No female students insulted on students’ WhatsApp group, says Law Society

Law Society says content of group raised ‘profound ethical concerns’

The Law Society is conducting a review of a Whatsapp group run by students called ‘Tits and Filth’. Photograph:  Dado Ruvic/Illustration/Reuters/File Photo

The Law Society is conducting a review of a Whatsapp group run by students called ‘Tits and Filth’. Photograph: Dado Ruvic/Illustration/Reuters/File Photo

 

A review of a law students’ WhatsApp group called “Tits and Filth” has uncovered no evidence of disparaging references to female trainee solicitors, the Law Society has said.

The body, which trains and represents solicitors, launched an investigation into the group after receiving complaints from several members.

The investigation into the private messaging group is continuing but the Law Society has completed a review of the group’s content, it said in a statement.

“The Law Society remains very concerned about students engaging in any inappropriate messaging on WhatsApp or otherwise.

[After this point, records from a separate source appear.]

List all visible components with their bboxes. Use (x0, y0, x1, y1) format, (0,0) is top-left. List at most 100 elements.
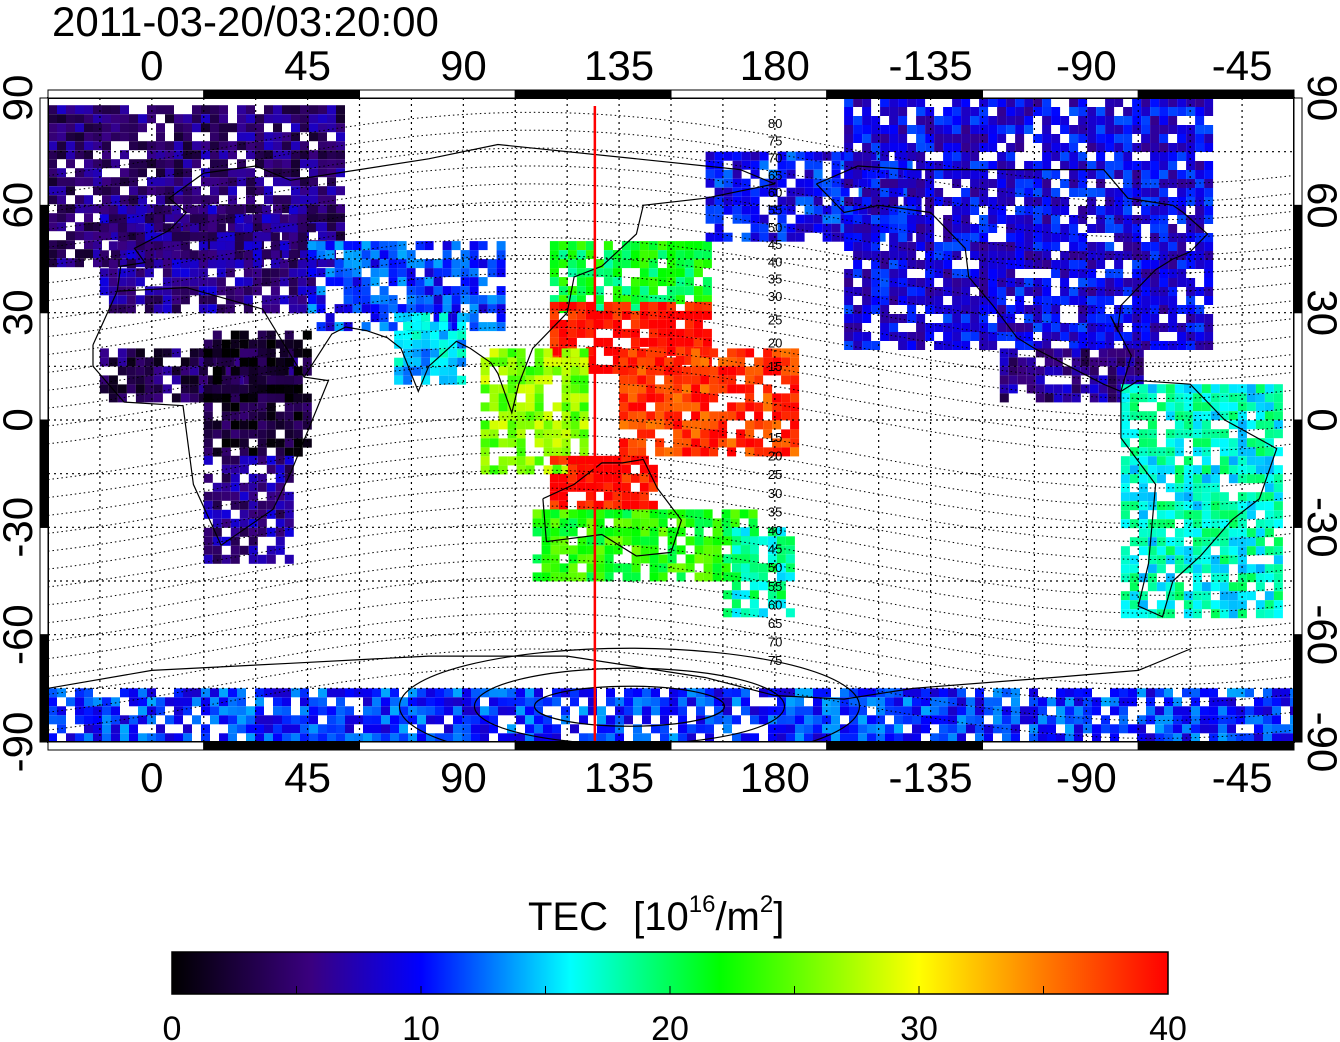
contour-label-north: 50 (768, 220, 782, 235)
tec-cell (997, 179, 1007, 188)
tec-cell (993, 715, 1002, 725)
tec-cell (1228, 402, 1238, 412)
tec-cell (939, 733, 948, 742)
tec-cell (257, 455, 267, 465)
tec-cell (876, 715, 885, 725)
tec-cell (1192, 447, 1202, 457)
tec-cell (300, 105, 309, 115)
tec-cell (1159, 116, 1169, 125)
tec-cell (316, 295, 326, 305)
tec-cell (934, 251, 944, 260)
tec-cell (673, 366, 683, 376)
tec-cell (822, 205, 832, 215)
tec-cell (570, 348, 580, 358)
tec-cell (1273, 393, 1283, 403)
tec-cell (1138, 537, 1148, 547)
tec-cell (595, 527, 605, 537)
tec-cell (318, 688, 327, 698)
tec-cell (975, 724, 984, 734)
tec-cell (988, 323, 998, 332)
tec-cell (997, 161, 1007, 170)
tec-cell (961, 98, 971, 107)
tec-cell (174, 159, 183, 169)
tec-cell (397, 268, 407, 278)
tec-cell (763, 393, 773, 403)
tec-cell (201, 195, 210, 205)
tec-cell (1183, 411, 1193, 421)
tec-cell (561, 715, 570, 725)
tec-cell (1096, 251, 1106, 260)
tec-cell (284, 375, 294, 385)
tec-cell (705, 697, 714, 707)
tec-cell (1096, 170, 1106, 179)
tec-cell (246, 195, 255, 205)
tec-cell (1210, 429, 1220, 439)
tec-cell (777, 196, 787, 206)
tec-cell (84, 222, 93, 232)
tec-cell (415, 277, 425, 287)
tec-cell (1006, 332, 1016, 341)
tec-cell (174, 697, 183, 707)
tec-cell (1134, 375, 1144, 385)
tec-cell (153, 241, 163, 251)
tec-cell (243, 232, 253, 242)
tec-cell (657, 250, 667, 260)
tec-cell (621, 455, 631, 465)
tec-cell (1053, 384, 1063, 394)
tec-cell (732, 697, 741, 707)
tec-cell (156, 168, 165, 178)
tec-cell (1263, 715, 1272, 725)
tec-cell (219, 715, 228, 725)
tec-cell (727, 438, 737, 448)
tec-cell (1120, 411, 1130, 421)
tec-cell (1210, 474, 1220, 484)
tec-cell (844, 278, 854, 287)
tec-cell (730, 509, 740, 519)
tec-cell (648, 482, 658, 492)
tec-cell (448, 375, 458, 385)
tec-cell (1105, 98, 1115, 107)
tec-cell (1114, 143, 1124, 152)
tec-cell (361, 250, 371, 260)
tec-cell (984, 724, 993, 734)
tec-cell (813, 196, 823, 206)
tec-cell (889, 125, 899, 134)
tec-cell (1195, 215, 1205, 224)
tec-cell (1237, 519, 1247, 529)
tec-cell (237, 168, 246, 178)
contour-label-north: 40 (768, 254, 782, 269)
tec-cell (228, 733, 237, 742)
tec-cell (903, 160, 913, 170)
tec-cell (988, 224, 998, 233)
tec-cell (1192, 519, 1202, 529)
tec-cell (291, 105, 300, 115)
tec-cell (1255, 447, 1265, 457)
tec-cell (48, 141, 57, 151)
tec-cell (1192, 537, 1202, 547)
tec-cell (234, 232, 244, 242)
tec-cell (781, 366, 791, 376)
tec-cell (1246, 456, 1256, 466)
tec-cell (248, 420, 258, 430)
tec-cell (275, 339, 285, 349)
tec-cell (1033, 161, 1043, 170)
tec-cell (1065, 715, 1074, 725)
tec-cell (498, 465, 508, 475)
tec-cell (898, 278, 908, 287)
tec-cell (577, 572, 587, 582)
tec-cell (198, 366, 208, 376)
tec-cell (293, 366, 303, 376)
tec-cell (1051, 134, 1061, 143)
tec-cell (894, 706, 903, 716)
tec-cell (300, 186, 309, 196)
tec-cell (1042, 179, 1052, 188)
tec-cell (682, 402, 692, 412)
tec-cell (102, 195, 111, 205)
contour-label-south: 60 (768, 597, 782, 612)
tec-cell (1051, 233, 1061, 242)
tec-cell (619, 447, 629, 457)
tec-cell (248, 455, 258, 465)
tec-cell (1024, 197, 1034, 206)
tec-cell (273, 195, 282, 205)
tec-cell (343, 322, 353, 332)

However, the Society is now able to confirm that the WhatsApp group does not contain references to any female students.

“Once the investigation has been completed the Law Society will determine what further disciplinary steps are required.”

Last week the Law Society started blocking the use of private message groups in its law school after learning of the group.

A warning notice was also sent to students stating the content of the group gave rise to “profound ethical concerns”.

TP Kennedy, director of education at the Law Society, which is based on Blackhall Place in Dublin, said the nature of the messages had caused “deep distress” to many students and that the behaviour would not be tolerated.

Mr Kennedy said those who had sent offensive messages may be “unfit” to qualify as solicitors and that all trainees must comply with and were subject to the same rules as solicitors.

He said posting “inappropriate content” may be deemed to have brought the profession into disrepute and could have implications for the futures of those trainees involved.